Another responsibility I feel I need to support is the protection and preservation of national parks, parkland, and our public lands. We are blessed to be part of a country with precious natural resources that provide the ability to connect to nature through recreation and appreciation. An organization that I support that provides a strong voice to the mission to protect public lands is Backcountry Hunters & Anglers. Protecting our national parks and public lands provides a future opportunity for future generations to enjoy nature and to protect the resources our fish and wildlife need to continue and flourish. We, as citizens, have the freedom, right and responsibility to protect these lands which we all own and share. According to The Conservation Alliance, federal public lands are held in trust for all Americans, for the expressed purpose to manage the land for the long-term health of both the land and citizens.
This week I was also fortunate to listen to the Tenkara Cast podcast this week with Daniel Galhardo. His conversation this week was with Cory Shiozaki, the filmmaker who created the movie “The Manzanar Fishing Club”. In 1942 following the bombing of Pearl Harbor, President Franklin Roosevelt enacted Executive Order 9066 which directed that over 117,000 people of Japanese descent, living on the west coast, be interned in military camps. This mass incarceration was undertaken as fear grew associated with potential espionage from Japanese Americans and Japanese nationals living in California. Property was seized and the freedom of these citizens was taken. This isn’t something I remember learning about in school, but I was able to see some documentaries on this internment after college. The filmmaker’s parents were interned at the Manzanar War Relocation Center. His parents never spoke of this period of their lives until Cory learned about the internment in a college history class. After extensive research Cory discovered a club of fishermen and women at the camp, who sought some normalcy and freedom by risking their lives to sneak out of the camp to fish and then returning with their catch. The podcast is excellent, and excerpts from the film I was able to download are exceptional and eye-opening. As I listened and watched, I was amazed. Even with the darkness of that experience and that time in the camps, the interviewed residents were proud of the opportunities they were given in the country and many discussed the sense of hope, freedom and dignity they regained through fishing.

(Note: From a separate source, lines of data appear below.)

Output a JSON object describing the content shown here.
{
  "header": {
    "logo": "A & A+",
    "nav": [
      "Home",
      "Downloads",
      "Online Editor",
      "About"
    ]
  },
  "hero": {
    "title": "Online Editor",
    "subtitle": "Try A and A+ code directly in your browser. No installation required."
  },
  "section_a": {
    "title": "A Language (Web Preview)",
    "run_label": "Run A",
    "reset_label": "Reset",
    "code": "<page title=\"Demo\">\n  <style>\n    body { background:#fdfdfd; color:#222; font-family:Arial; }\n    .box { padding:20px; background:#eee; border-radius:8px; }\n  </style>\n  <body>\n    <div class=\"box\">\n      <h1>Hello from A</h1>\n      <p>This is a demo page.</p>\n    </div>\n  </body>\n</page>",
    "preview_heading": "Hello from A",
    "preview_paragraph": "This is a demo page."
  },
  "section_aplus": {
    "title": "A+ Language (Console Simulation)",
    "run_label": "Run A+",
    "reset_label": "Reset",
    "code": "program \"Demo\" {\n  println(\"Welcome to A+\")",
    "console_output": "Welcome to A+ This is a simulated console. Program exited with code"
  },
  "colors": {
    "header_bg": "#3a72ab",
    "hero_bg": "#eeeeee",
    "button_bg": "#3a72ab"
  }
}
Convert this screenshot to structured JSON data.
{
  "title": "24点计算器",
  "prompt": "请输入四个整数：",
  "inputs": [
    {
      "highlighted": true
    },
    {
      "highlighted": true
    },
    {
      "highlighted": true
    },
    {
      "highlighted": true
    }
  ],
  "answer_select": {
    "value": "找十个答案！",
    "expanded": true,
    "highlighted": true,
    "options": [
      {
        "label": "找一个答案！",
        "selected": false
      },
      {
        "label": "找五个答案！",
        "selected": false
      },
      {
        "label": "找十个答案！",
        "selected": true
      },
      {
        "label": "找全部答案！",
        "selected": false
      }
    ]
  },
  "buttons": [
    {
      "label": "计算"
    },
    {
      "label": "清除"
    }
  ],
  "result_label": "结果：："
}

I am grateful to live in our country and to be able to celebrate Independence Day. I am grateful for the freedoms I am granted through the sacrifice of many. I am grateful for the ability to choose my career and to experience the wonder of our environment. I feel a sense of responsibility for that freedom to take care of others and to take care of the environment so that all American citizens now and in the future can have their own experiences in freedom, in life, in liberty and in the pursuit of their happiness. I believe that as a country our best is yet to come if we can learn from the lessons of past missteps and respect, like Raymond Foss, that “ours is a freedom to, not a freedom from.”